Two years later we used the terms "robocollege" and "robostudent" to acknowledge the extent of dehumanization in higher education. We noted that this process was taking place not only at for-profit colleges, but shadow for-profits, mid-rung state-run schools--and even at more elite schools who were looking for increased profits.
Community colleges continue to dehumanize significant portions of their adjunct workforces with low pay and precarity. Online education makes it more alienating but more convenient for working folks.
Expensive public and private universities continue to use grad assistants, lecturers, and other adjunct instructors in high-tech lecture halls. Classes almost as alienating and unproductive as online instruction.

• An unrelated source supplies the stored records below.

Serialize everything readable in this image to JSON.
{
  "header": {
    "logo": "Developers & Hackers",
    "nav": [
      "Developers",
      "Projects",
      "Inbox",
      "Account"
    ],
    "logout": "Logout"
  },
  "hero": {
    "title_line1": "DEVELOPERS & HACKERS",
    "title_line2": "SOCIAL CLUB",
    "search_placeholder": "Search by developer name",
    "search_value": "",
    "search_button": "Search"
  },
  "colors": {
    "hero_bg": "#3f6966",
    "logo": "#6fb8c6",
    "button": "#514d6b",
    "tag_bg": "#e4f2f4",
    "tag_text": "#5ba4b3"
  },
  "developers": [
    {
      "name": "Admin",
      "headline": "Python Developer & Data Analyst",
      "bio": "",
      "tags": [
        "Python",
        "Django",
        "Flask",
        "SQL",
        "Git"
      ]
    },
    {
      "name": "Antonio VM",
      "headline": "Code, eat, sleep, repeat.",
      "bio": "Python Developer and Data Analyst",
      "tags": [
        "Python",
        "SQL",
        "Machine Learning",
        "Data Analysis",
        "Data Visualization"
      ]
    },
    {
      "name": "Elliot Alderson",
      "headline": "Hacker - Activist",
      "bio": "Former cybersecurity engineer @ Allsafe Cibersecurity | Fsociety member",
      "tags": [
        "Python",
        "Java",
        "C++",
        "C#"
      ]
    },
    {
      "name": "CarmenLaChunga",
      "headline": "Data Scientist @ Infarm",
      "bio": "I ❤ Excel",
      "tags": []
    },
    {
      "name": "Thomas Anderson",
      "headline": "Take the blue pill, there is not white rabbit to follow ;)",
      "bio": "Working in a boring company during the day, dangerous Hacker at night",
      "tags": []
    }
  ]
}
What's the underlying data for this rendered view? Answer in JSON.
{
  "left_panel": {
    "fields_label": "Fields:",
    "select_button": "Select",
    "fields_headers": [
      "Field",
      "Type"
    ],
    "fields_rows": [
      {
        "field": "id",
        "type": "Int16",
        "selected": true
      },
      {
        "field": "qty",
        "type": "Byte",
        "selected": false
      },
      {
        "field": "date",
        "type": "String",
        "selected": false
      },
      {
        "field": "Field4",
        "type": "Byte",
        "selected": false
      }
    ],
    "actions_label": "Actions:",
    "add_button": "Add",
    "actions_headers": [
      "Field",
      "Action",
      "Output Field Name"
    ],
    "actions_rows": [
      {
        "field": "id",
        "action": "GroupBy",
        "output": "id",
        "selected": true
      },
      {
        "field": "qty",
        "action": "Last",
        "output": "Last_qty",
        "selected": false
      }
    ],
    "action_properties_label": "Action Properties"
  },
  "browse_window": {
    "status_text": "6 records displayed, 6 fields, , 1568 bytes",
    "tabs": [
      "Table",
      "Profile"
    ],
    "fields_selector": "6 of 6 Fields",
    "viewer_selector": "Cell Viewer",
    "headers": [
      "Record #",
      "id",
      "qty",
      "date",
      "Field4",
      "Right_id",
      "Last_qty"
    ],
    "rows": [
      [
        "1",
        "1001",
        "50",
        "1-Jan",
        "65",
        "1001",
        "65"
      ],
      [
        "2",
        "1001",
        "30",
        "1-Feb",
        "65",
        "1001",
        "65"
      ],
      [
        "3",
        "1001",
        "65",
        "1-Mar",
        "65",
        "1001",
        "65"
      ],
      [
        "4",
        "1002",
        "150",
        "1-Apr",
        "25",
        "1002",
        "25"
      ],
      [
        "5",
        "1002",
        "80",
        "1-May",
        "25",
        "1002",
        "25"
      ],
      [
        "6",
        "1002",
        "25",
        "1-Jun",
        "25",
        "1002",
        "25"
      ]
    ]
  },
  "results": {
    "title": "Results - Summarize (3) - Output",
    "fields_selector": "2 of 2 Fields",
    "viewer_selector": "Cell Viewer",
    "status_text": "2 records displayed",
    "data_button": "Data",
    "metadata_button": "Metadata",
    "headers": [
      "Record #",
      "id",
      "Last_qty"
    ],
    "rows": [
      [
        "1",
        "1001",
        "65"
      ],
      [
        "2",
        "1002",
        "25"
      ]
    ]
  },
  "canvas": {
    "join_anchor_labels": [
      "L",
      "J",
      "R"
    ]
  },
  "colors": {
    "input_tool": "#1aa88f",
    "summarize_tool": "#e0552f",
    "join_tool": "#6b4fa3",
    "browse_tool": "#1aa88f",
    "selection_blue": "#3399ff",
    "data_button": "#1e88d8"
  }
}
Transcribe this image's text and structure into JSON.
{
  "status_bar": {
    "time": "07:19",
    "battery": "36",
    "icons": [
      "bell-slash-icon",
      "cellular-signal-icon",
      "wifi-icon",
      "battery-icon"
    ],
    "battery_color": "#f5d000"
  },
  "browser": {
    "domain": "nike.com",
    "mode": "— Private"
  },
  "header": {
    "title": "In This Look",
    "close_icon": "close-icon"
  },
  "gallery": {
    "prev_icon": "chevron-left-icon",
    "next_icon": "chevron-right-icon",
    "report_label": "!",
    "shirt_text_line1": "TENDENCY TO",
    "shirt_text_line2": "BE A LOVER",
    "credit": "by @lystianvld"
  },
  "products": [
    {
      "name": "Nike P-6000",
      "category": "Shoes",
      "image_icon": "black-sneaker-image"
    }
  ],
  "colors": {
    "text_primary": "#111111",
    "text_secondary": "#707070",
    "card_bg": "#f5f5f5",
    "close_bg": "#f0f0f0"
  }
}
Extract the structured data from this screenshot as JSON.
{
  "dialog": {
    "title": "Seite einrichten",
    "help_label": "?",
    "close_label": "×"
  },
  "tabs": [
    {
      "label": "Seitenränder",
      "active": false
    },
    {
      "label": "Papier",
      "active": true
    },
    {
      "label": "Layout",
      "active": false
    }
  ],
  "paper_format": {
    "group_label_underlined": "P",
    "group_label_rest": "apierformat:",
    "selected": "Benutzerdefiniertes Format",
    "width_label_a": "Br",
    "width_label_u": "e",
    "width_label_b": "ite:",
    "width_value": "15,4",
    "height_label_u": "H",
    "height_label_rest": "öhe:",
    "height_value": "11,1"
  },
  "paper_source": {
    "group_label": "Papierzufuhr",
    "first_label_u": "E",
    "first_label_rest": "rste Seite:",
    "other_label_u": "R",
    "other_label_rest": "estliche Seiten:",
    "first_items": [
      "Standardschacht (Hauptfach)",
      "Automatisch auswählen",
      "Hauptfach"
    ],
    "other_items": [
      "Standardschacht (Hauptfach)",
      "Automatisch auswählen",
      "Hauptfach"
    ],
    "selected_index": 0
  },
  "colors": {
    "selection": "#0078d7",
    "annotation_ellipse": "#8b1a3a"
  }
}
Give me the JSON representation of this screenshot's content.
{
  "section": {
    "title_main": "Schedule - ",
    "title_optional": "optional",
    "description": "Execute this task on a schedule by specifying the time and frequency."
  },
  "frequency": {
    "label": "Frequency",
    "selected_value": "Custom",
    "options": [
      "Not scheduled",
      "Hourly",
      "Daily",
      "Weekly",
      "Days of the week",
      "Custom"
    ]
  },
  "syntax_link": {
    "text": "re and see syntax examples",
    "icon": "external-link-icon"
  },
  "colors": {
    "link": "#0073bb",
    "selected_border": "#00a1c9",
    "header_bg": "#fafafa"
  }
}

Over the last four decades, thousands of satellite campuses have closed across the US, making local connections less possible. Night schools at the local high school are a thing of the past.
For-profit Online Program Managers (OPMs) like Academic Partnerships and 2U recruit students for regional and elite state universities and private schools--hoping to profit from the growth of online education. But learning outcomes, completion rates, and debt-to-earnings ratios may be riskier bets for consumers choosing to take the more convenient and seemingly cheaper online route.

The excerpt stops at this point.